🚀 DBS Mooning (+36%): Is It Too Late? JPM Reveals the 2026 "Super-7" List!
DBS is officially in "Beast Mode." With a stunning 36% YTD gain, the bank is printing new all-time highs while the rest of the market tries to catch up. But for smart money, the question isn't "what happened?"—it's "what happens next?"
JPMorgan has just released a critical roadmap for Singapore equities in 2026. The headline? They see "significant upside." But the devil is in the details: they are aggressively rotating out of some favorites and doubling down on others.
If you are holding Singapore banks or tech, you need to see this list.
1️⃣ The DBS Phenomenon: Why JPM Isn't Selling Yet
Retail traders usually get scared at All-Time Highs (ATH). They think, "It's too expensive, I missed the boat."
JPMorgan disagrees.
By keeping DBS as a top pick despite the massive run-up, they are signaling a "Quality Compounder" thesis.
* The Moat: In a high-rate environment (or even a "slow cut" scenario), DBS’s net interest margins (NIM) act as a cash machine.
* The Trap: Many retail traders are selling DBS too early to rotate into laggards. JPM suggests the leader will stay the leader.
* Trade Idea: Don’t fight the trend. As long as DBS holds above its key moving averages, this is a "hold and compound" play, not a "take profit" panic.
2️⃣ The "Alpha" Rotation: Sea Ltd & The Restructuring Plays
The most exciting part of the report isn't the banks—it's the aggressive growth pivots. JPM’s inclusion of Sea Ltd ($SE) and Keppel signals a shift in risk appetite for 2026.
* Sea Ltd ($SE): This is the high-beta outlier. Including a volatile tech stock alongside stable REITs suggests JPM expects a growth recovery. If you only own banks, you are missing exposure to the potential "rate cut rally" that benefits tech valuations. Sea is the turbo-charger in this portfolio.

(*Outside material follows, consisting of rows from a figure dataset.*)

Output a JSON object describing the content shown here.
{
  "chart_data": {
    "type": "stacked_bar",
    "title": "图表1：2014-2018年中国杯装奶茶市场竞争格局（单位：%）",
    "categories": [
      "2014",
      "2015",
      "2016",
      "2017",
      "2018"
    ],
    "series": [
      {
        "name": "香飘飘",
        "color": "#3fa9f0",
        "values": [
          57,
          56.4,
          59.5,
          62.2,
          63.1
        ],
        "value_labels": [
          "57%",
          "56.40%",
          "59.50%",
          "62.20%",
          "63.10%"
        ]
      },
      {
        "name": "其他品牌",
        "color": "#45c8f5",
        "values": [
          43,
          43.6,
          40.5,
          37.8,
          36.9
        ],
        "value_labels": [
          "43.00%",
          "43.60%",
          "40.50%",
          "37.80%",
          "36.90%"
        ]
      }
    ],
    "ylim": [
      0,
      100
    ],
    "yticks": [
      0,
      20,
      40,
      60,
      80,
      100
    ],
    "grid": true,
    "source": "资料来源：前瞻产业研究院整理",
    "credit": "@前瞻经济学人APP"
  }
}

* Keppel & Sembcorp (The Pivots): These aren't just industrial stocks anymore; they are asset management and green energy plays. The market rewards "asset-light" models with higher P/E ratios. JPM is betting on a continued re-rating here.
3️⃣ The Shock Omission: Why Dump UOB & Yangzijiang?
This is where the controversy lies. JPM placed UOB and Yangzijiang Shipbuilding on the "less-favored" list.
* The UOB Divergence: Historically, DBS and UOB trade in tandem. A split here implies JPM sees a widening gap in execution. DBS is winning the wealth management and digital war.
* Yangzijiang (YZJ): Shipbuilding is deeply cyclical. Being "less favored" likely means JPM believes we are nearing "Peak Cycle." If order books are full but pricing power has peaked, the stock price often rolls over before the earnings do.
* The Lesson: "A rising tide lifts all boats" might not apply in 2026. Stock selection is becoming critical.
4️⃣ The Defensive Anchor: CICT & Singtel
To balance the risk of Sea Ltd, JPM highlights CapitaLand Integrated Commercial Trust (CICT) and Singtel.
* CICT: This confirms that REITs are not dead; quality retail/office assets in Singapore are still the best hedge against inflation.
* Singtel: The sleeping giant. After years of dormancy, Singtel is being flagged for its regional data center value unlocking. It’s the perfect "low downside, moderate upside" defensive play if the market gets choppy.
💡 Conclusion: The 2026 Playbook
JPMorgan’s report is a wake-up call: The "Easy Money" phase is over.
You can no longer just buy the STI ETF and hope for the best. We are entering a K-shaped market for Singapore:
* The Winners: High-quality yield (DBS, CICT) + Structural Growth (Sea, Keppel).
* The Laggards: Cyclicals that have peaked (YZJ) or banks losing market share (UOB).
Smart Money Move: If you are heavy on UOB, consider rotating a portion into DBS (for quality) or Sea Ltd (for growth). Don't cling to laggards just because they look "cheaper."